By which he means, "When the President's nominee refuses to answer those clearly out-of-bounds questions, that'll be our filibuster hook." As no less an authority than Senator John Cornyn (R-TX) writes today, neither of Bill Clinton's SCOTUS picks (Justices Ginsberg and Breyer) were confronted with any such pre-emptive litmus testing:

Once President Bush announces his nominee, a campaign of character assassination could quickly ensue. In addition, many Senate observers expect that the President's opponents will insist on violating Senate tradition and judicial ethics requirements, by demanding that the nominee satisfy a variety of litmus tests and explain how he or she would rule in a variety of hypothetical cases.

Yet it was not long ago that senators agreed that litmus tests and forced promises to politicians present serious dangers to judicial independence and the rule of law. The Senate overwhelmingly confirmed President Clinton’s nominees to the Supreme Court, Ruth Bader Ginsburg and Stephen Breyer, after they repeatedly upheld judicial tradition and ethics by refusing to answer questions about how they would rule in specific cases. Indeed, as Justice Ginsburg herself noted just a few years ago, “in accord with a longstanding norm, every Member of this Court declined to furnish such information to theSenate . . . . [T]he line each of us drew in response to preconfirmation questioning . . . is crucial to the health of the Federal Judiciary. . . . When a nominee] promises to rule a certain way on an issue that may later reach the courts, the potential for due process violations is grave and manifest.”

Why is Chucky brazenly blowing Senate tradition and respect for judicial ethics requirements out the nearest airlock? Simply - he, like the rest of his party, is not concerned in the slightest about publicly conceding that he considers the SCOTUS a political instrument by which his party can maintain its rule over the country despite its decline from national electoral competitiveness.

This is, in other words, just another political campaign to the Donks, and they will conduct themselves accordingly.

Of course, this makes Schumer's elevation of sodomarriage to parity with his party's child sacrifice rite all the more astonishing for its stubborn political tin-earedness:

The [New York] Democrat's mention of same-sex marriage in the same breath as his party's primary litmus test issue, abortion, raised a few eyebrows.

"How does he suddenly have the chutzpah to ask that as a litmus question when he himself opposes it?" WABC Radio host Curtis Sliwa wondered Tuesday morning.
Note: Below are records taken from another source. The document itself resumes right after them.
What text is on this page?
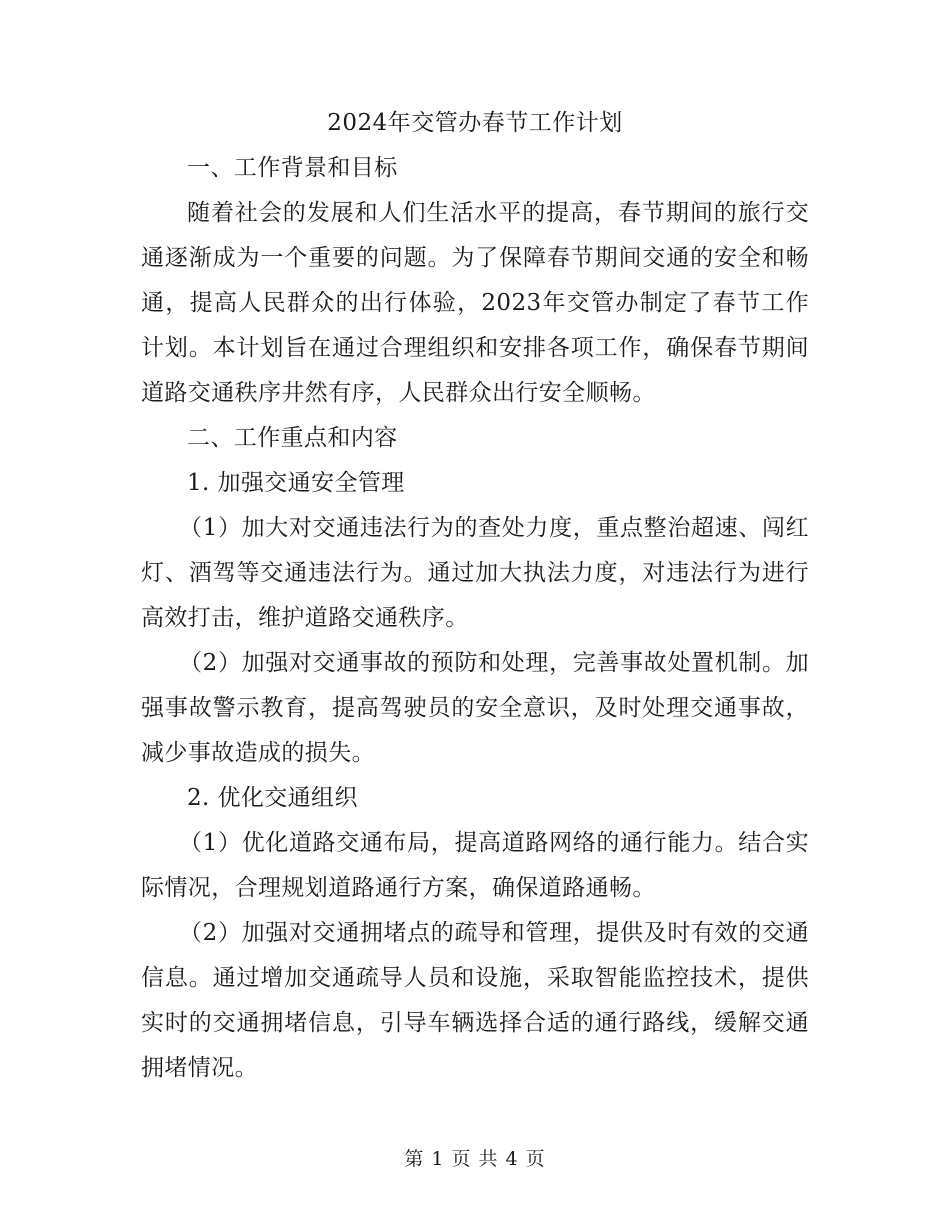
2024年交管办春节工作计划

一、工作背景和目标

随着社会的发展和人们生活水平的提高，春节期间的旅行交通逐渐成为一个重要的问题。为了保障春节期间交通的安全和畅通，提高人民群众的出行体验，2023年交管办制定了春节工作计划。本计划旨在通过合理组织和安排各项工作，确保春节期间道路交通秩序井然有序，人民群众出行安全顺畅。

二、工作重点和内容

1. 加强交通安全管理

（1）加大对交通违法行为的查处力度，重点整治超速、闯红灯、酒驾等交通违法行为。通过加大执法力度，对违法行为进行高效打击，维护道路交通秩序。

（2）加强对交通事故的预防和处理，完善事故处置机制。加强事故警示教育，提高驾驶员的安全意识，及时处理交通事故，减少事故造成的损失。

2. 优化交通组织

（1）优化道路交通布局，提高道路网络的通行能力。结合实际情况，合理规划道路通行方案，确保道路通畅。

（2）加强对交通拥堵点的疏导和管理，提供及时有效的交通信息。通过增加交通疏导人员和设施，采取智能监控技术，提供实时的交通拥堵信息，引导车辆选择合适的通行路线，缓解交通拥堵情况。

第 1 页 共 4 页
Schumer came out against gay marriage in 2004, after New Paltz, NY, Mayor Jason West performed nearly two dozen same-sex unions.

As a congressman in 1996, Schumer voted for the Defense of Marriage Act, which authorizes states not to recognize same-sex unions from other jurisdictions.
There were eleven pro-marriage ballot measures around the country in last November's election - every last one of them passed by margins ranging from comfortable to crushing, in red states and blue states alike. It is arguable that the galloping judicial overreach that flared up the sodomarriage issue in 2003 was decisive in costing the Dems their shot at denying George W. Bush a second term. While the center of public opinion has been drifting slowly but steadily rightward over the past decade (at least), on homomatrimony there is no drift because public opinion was and is vehemently opposed, particularly to having it, well, "deep-throated" on us by unelected robed overlords.

The public might, er, "swallow" civil union statutes here and there, but sodomarriage is a political non-starter, as Schumer's own actions of just a year ago amply illustrate.

And yet now he says that he and his colleagues are going to make it a cause celebre in the upcoming confirmation hearings, and part of the grounds for the inevitable filibuster to follow.

If you ever had any lingering doubts about who calls the shots in today's Democrat Party, this story alone should, um, "lay" them to rest.